My last post was all about how good mobile video is now using 4G. I start off with that because I want to make sure you know I’m not contradicting myself with this post. Really, I’m not.
Here’s what I’m talking about … blocky video. Have you ever watched a video when it all of a sudden burst into a collection of little squares? Usually it’s not the whole screen, but parts of the video in fast motion or sometimes what appears to be a random area. You can see an example in the photo.
For a long time I assumed that the blocks were due to poor network connections – that the video data didn’t have enough bandwidth to get through all of it. But that isn’t what’s going on.
Those pesky blocks are called artefacts. And they occur, oddly enough, from something called artifacting.
So why does it happen?
Just about every video we see has under gone some form of compression. When a lossy compression is used, parts of the video are cut out in order to reduce the overall size. That makes it easier to stream over the Internet since it requires less bandwidth but the price is a loss of quality and blocky video is the result.
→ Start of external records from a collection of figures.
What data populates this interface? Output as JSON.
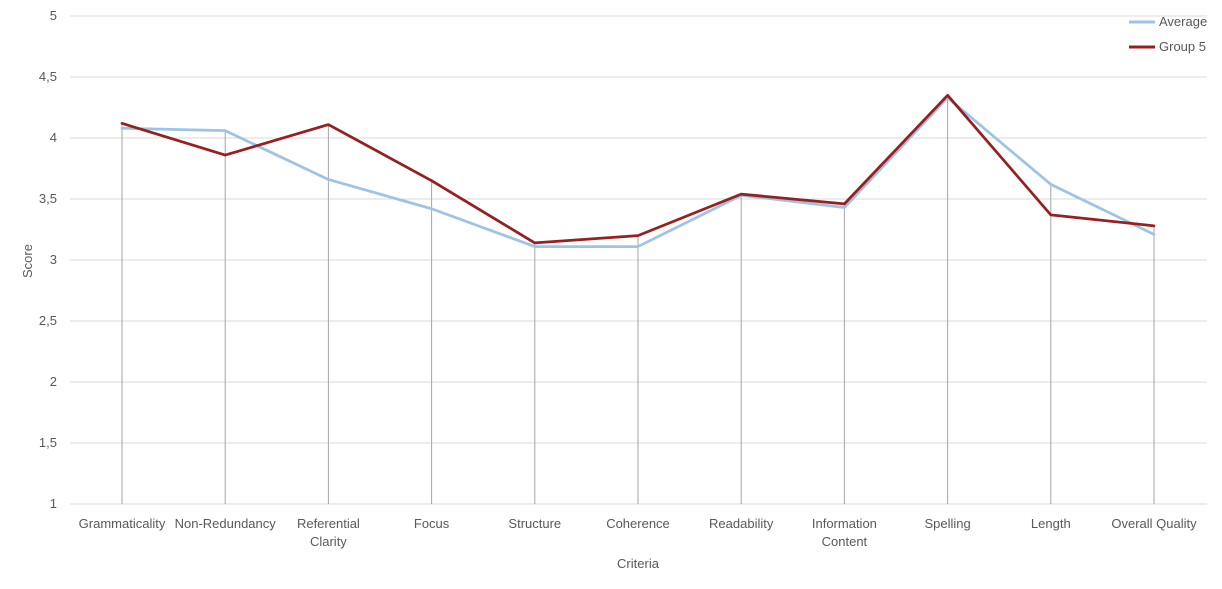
{
  "chart_data": {
    "type": "line",
    "xlabel": "Criteria",
    "ylabel": "Score",
    "ylim": [
      1,
      5
    ],
    "ytick_step": 0.5,
    "ytick_labels": [
      "1",
      "1,5",
      "2",
      "2,5",
      "3",
      "3,5",
      "4",
      "4,5",
      "5"
    ],
    "grid": true,
    "legend_position": "top-right",
    "categories": [
      [
        "Grammaticality"
      ],
      [
        "Non-Redundancy"
      ],
      [
        "Referential",
        "Clarity"
      ],
      [
        "Focus"
      ],
      [
        "Structure"
      ],
      [
        "Coherence"
      ],
      [
        "Readability"
      ],
      [
        "Information",
        "Content"
      ],
      [
        "Spelling"
      ],
      [
        "Length"
      ],
      [
        "Overall Quality"
      ]
    ],
    "series": [
      {
        "name": "Average",
        "color": "#9dc3e6",
        "values": [
          4.08,
          4.06,
          3.66,
          3.42,
          3.11,
          3.11,
          3.53,
          3.43,
          4.33,
          3.62,
          3.21
        ]
      },
      {
        "name": "Group 5",
        "color": "#962020",
        "values": [
          4.12,
          3.86,
          4.11,
          3.65,
          3.14,
          3.2,
          3.54,
          3.46,
          4.35,
          3.37,
          3.28
        ]
      }
    ]
  }
}
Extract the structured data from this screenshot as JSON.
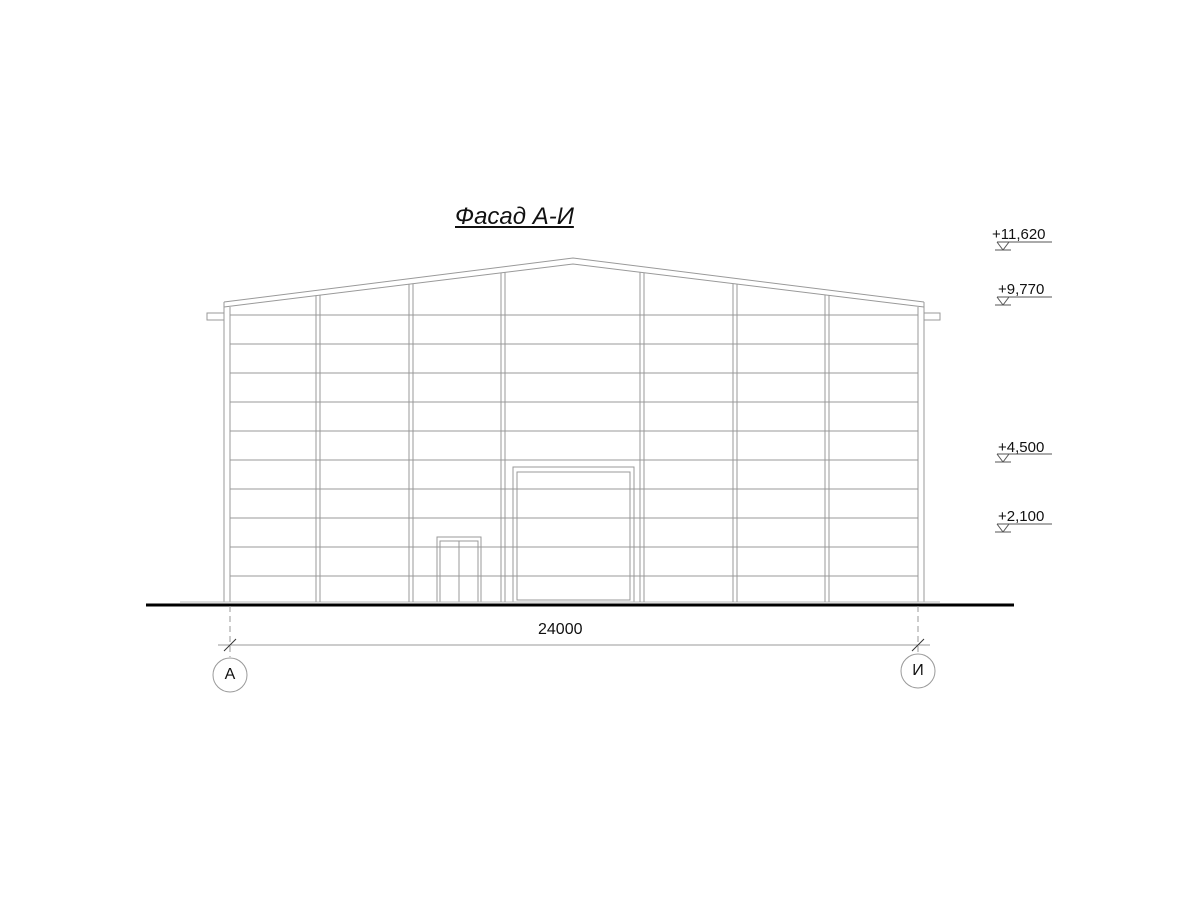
{
  "title": "Фасад А-И",
  "levels": [
    "+11,620",
    "+9,770",
    "+4,500",
    "+2,100"
  ],
  "dimension": "24000",
  "axes": [
    "А",
    "И"
  ]
}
Compression and encoding algorithms try to make up for the lost data by being smart about what data is lost. But the algorithms aren’t perfect. For example they will check frame by frame and drop data that is the same in each frame (so it doesn’t store the redundant data). This works great if you have a fairly static scene of two people talking next to a car. But when the frames suddenly change as the car speeds off like a rocket, the algorithms don’t always catch up. They try to “predict” what should be in the next frame. When those predictions are wrong we see those blocks pop up on the screen.
Can artifacting be avoided? According to this blog on Streamingmedia.com it can. The author, Tim Siglin, says artifacting is primarily a result of poor encoding. “It turns out the majority of high resolution content is just poorly encoded, with limited quality control to check those high-action or complexly composited scenes,” he says. Future codecs will alleviate some of the issues, but Mr. Siglin isn’t hopeful technology alone will fix the problem.
I guess we’ll all have to wait and see how the new codecs will improve the problem. But if you’re creating video with fast action or a “complexly composited scenes” you might want to pay more attention to your encoding options from now on.